Why is the first thing you do to the “FIRSTPRIVATE(a)” is “allocate(a(n))” ?
I would have thought that for allocate to work in this context, it would not be previously allocated, so would not be able to be pre-initialised with what was before the OMP region ?
Why do you select pre-initialised for an un-allocated array ?
I think it should be PRIVATE (a), for an un-allocated array, and so removed at the end of the !$OMP region.

I am not aware of FIRSTPRIVATE being used to transfer the allocated status of an allocatable array. I thought this would be done automatically (no pun intended).
As a private array, it would be removed at the end of the OMP region, including it’s memory allocation if allocated.

Happy to learn if yours is a valid approach.

I don’t know, actually. I read a long time ago that simply private(a) could leave a in an undefined status (*), so I took the habit to always state firstprivate(a) in such case: at worst it’s useless, but it cannot hurt.

(*) maybe it was ambiguous with earlier versions of the OpenMP/Fortran standards (nowadays I think that no allocatable object can have an undefined status…), or maybe it a compiler bug at that time… I don’t remember.

This is what I also tend to think, and as a matter of fact gfortran and ifort seem to do that in practice. But it could just be because the developers of these compilers do things logically, and I’d like an explicit confirmation from the OpenMP specifications.

Possibly related? (about the use of firstprivate)

This page mentions finalization, but I cannot find auto-deallocation of allocatable arrays…

One concern is that, the behavior of the code may become different between single-thread (N=1) and multi-thread (N>1), when deallocate is not explicitly written and OpenMP auto-deallocates an allocatable array at the end of parallel region? (because for N=1, it means that the code does not deallocate it manually)

This explains why I started using firstprivate for allocatable arrays at some point :slight_smile:

Good point ! The problem is not if the code is run with a single thread in itself, but if it is compiled without OpenMP… So it looks reasonnable to deallocate explicitely the privatized arrays, whatever the compiler is supposed to do with them.

1 Like

Yeah, exactly! (I was thinking about serial build (= no -fopenmp), but “single thread” is a different thing…)

BTW, another approach might be to write a block construct within the parallel region, declare allocatable arrays in the block and manually allocate them, and expect the compiler to auto-deallocate the arrays (at the end of the block). Though I’ve never used this style, it might be of some use when there are lots of allocatable arrays inside the parallel region (not tested, just a guess)

I recall I may have overcome the deallocate status by not allocating the array outside the OMP region, leaving to allocate then deallocate explicitly in the !$OMP region.
If there remained any problem, I did this in a subroutine in the !$OMP region, where no local arrays were save. I still make sure that large local arrays are allocate > so go on the heap, but smallish arrays go on the thread stack.
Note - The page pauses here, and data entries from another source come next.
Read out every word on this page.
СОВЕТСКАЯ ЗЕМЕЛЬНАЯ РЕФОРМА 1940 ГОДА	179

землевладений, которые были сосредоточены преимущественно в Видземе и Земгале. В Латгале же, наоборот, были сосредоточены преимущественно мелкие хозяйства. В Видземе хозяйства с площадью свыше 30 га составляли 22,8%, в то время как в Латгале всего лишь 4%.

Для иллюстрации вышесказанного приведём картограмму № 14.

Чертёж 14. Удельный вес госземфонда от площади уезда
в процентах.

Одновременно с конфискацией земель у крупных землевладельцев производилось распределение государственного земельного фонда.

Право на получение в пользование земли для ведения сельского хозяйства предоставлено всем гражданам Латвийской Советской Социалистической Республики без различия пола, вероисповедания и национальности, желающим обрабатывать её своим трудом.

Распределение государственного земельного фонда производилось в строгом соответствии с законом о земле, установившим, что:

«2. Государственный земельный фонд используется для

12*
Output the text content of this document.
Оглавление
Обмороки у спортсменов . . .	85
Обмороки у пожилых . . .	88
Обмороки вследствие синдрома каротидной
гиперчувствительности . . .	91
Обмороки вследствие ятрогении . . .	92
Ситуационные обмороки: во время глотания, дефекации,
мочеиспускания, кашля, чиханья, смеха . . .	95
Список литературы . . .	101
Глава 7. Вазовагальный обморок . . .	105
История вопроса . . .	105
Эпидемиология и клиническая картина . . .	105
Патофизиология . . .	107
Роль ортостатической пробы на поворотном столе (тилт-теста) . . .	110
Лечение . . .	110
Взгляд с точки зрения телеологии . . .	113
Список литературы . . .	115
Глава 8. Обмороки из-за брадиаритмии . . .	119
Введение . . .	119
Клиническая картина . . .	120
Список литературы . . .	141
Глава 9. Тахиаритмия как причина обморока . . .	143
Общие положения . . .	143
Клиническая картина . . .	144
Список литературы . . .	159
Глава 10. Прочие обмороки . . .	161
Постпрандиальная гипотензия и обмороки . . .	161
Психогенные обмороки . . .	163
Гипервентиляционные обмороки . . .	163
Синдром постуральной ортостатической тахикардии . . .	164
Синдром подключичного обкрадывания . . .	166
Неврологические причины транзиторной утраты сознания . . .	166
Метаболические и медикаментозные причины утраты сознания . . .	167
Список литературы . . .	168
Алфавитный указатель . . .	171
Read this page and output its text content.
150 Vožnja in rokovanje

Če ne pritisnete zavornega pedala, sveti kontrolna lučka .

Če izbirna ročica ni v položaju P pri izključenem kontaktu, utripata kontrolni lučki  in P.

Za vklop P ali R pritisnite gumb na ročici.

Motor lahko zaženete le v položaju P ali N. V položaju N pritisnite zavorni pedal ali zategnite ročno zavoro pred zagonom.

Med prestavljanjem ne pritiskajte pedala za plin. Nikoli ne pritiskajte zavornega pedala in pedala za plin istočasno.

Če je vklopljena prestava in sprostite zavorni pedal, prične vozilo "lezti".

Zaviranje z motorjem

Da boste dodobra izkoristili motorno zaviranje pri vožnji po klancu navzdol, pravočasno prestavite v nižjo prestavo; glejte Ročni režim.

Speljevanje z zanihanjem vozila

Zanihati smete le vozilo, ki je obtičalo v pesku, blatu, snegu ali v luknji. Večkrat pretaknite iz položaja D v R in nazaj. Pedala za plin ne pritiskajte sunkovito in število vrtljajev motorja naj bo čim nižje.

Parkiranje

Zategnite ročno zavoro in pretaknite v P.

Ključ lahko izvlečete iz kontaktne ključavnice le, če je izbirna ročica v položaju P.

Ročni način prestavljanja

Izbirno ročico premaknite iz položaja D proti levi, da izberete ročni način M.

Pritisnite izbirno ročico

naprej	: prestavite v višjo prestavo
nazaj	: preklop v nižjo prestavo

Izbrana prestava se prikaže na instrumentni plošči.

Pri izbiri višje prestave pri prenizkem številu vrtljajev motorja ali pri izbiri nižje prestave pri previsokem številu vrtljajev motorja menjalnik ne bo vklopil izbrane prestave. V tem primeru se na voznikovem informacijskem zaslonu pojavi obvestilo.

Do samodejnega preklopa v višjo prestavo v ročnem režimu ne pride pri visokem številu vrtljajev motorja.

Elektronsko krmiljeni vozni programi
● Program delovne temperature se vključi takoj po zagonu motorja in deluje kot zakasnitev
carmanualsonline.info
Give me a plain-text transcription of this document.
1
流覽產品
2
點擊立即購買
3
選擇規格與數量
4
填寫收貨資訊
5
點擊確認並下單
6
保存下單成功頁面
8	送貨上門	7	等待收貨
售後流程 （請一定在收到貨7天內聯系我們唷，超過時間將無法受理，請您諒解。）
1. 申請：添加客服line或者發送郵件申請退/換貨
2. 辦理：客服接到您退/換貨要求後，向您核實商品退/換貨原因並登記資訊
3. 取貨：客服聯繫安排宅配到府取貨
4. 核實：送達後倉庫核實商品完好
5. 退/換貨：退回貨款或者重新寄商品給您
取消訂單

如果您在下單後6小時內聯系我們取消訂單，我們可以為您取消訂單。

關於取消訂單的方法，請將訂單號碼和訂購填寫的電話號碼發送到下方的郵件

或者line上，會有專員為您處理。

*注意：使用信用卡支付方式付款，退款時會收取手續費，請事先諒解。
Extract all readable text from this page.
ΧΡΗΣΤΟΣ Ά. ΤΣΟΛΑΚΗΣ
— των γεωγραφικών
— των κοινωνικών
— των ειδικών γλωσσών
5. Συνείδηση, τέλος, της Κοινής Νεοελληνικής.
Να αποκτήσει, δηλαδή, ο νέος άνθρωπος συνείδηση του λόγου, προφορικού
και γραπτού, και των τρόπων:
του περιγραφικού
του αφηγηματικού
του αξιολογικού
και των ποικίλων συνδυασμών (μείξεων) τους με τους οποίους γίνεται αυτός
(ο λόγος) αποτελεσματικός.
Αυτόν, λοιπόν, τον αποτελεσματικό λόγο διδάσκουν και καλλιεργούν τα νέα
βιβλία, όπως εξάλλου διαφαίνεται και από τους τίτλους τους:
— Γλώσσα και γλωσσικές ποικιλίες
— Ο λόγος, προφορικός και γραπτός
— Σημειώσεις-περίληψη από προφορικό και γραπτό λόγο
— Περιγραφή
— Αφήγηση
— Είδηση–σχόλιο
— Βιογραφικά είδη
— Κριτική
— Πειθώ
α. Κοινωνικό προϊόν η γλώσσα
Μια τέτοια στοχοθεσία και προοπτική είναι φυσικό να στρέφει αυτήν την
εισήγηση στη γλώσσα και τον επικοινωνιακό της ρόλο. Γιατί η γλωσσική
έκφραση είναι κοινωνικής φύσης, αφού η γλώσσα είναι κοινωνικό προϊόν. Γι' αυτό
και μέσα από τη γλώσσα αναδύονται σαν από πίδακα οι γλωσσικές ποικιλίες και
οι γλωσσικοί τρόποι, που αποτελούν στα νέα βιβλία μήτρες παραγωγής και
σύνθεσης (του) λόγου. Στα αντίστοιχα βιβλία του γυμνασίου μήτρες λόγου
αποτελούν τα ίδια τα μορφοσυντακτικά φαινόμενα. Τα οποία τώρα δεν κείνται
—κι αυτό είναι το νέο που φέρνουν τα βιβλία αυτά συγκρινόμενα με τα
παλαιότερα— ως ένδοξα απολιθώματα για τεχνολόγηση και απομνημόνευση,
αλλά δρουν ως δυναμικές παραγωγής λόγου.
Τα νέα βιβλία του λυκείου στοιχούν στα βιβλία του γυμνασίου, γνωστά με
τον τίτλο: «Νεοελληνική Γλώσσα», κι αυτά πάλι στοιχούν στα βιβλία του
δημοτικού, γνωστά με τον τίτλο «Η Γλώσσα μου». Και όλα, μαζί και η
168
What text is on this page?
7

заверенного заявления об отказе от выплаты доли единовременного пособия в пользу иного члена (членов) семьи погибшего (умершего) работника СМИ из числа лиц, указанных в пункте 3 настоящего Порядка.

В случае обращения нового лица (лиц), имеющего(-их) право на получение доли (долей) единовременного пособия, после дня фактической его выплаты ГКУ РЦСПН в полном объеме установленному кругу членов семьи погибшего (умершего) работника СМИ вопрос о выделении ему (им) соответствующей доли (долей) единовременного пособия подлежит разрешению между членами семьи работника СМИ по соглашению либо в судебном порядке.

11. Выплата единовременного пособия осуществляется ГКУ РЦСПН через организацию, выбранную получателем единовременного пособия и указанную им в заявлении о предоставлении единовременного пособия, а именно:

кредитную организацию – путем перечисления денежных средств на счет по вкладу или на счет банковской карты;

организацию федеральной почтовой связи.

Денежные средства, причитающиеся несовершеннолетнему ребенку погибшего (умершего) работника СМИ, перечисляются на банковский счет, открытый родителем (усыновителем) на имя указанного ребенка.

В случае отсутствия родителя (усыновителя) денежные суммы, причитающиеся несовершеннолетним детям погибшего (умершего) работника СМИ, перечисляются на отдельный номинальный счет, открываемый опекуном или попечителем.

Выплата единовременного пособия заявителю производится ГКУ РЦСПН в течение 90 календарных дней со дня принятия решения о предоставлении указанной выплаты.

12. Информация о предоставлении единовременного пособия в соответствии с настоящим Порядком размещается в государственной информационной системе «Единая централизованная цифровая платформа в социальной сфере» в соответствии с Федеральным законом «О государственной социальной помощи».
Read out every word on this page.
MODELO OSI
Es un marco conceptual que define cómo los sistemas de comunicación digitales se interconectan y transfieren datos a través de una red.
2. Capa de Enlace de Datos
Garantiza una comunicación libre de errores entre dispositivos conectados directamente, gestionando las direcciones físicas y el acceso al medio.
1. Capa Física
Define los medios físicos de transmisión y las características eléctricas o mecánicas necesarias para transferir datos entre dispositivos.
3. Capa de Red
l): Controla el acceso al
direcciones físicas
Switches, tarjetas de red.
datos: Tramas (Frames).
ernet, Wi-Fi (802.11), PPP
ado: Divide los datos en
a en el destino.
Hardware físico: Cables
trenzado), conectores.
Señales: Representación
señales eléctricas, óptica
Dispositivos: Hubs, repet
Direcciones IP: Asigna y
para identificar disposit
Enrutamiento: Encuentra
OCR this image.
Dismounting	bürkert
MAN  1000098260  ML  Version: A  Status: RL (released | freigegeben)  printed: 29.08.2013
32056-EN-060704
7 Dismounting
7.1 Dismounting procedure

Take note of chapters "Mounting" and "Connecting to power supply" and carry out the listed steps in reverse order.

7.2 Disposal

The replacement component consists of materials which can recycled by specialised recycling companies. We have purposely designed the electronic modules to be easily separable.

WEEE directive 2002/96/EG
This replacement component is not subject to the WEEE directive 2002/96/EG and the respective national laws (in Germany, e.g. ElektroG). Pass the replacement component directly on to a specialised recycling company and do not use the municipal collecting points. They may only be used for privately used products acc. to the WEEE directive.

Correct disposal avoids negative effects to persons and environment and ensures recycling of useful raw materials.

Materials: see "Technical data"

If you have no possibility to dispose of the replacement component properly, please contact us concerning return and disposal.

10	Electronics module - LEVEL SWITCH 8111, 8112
I have a 500GByte stack for all threads and make ALLOCATE arrays a multiple of memory page size; all to have heap arrays arrays on different threads not sharing memory pages. IT is a strategy that works, but difficult to identify if it is needed!

I also find private copies of allocatable arrays (as seen in the routine) go on the heap, but private copies of allocatable arrays that are routine arguments, go on the stack. ( using Gfortran)

Yes, it should do. However, the ifort version I am working with (18) does not like BLOCK constructs within OpenMP regions (it doesn’t like ASSOCIATE constructs either). Looks fine with gfortran, though.

Sure, but my point was “Does the standard(s) require(s) the automatic deallocation in such case?”

OpenMP is non standard (at this time?)

Right. It’s an API, with specifications. Which doesn’t change that much my questionning…

I find it difficult to identify which version of the OpenMP specification is supported by each version of the Gfortran I am using.
OpenMP version 5.1 has some expanded statements for controlling memory management. I am not sure what has been implemented of these additions. They appeared to be for GPU memory, but did not address my issue of managing stack and heap usage, when I was trying to improve this area of my code.
I really do not know what of these new features have been taken up by Fortran compilers.
A “feature” that I identified for OpenMP heap arrays, was to start new “large” arrays at the start of a new memory page. This does not appear to be a feature others have requested. :frowning:
The problem I see is it can be quiet complex code development to utilise these features, then the compiler might not have completely/successfully implemented the features you identify as beneficial.
I am using AMD hardware on Windows 10, so validating improvements can also be questionable!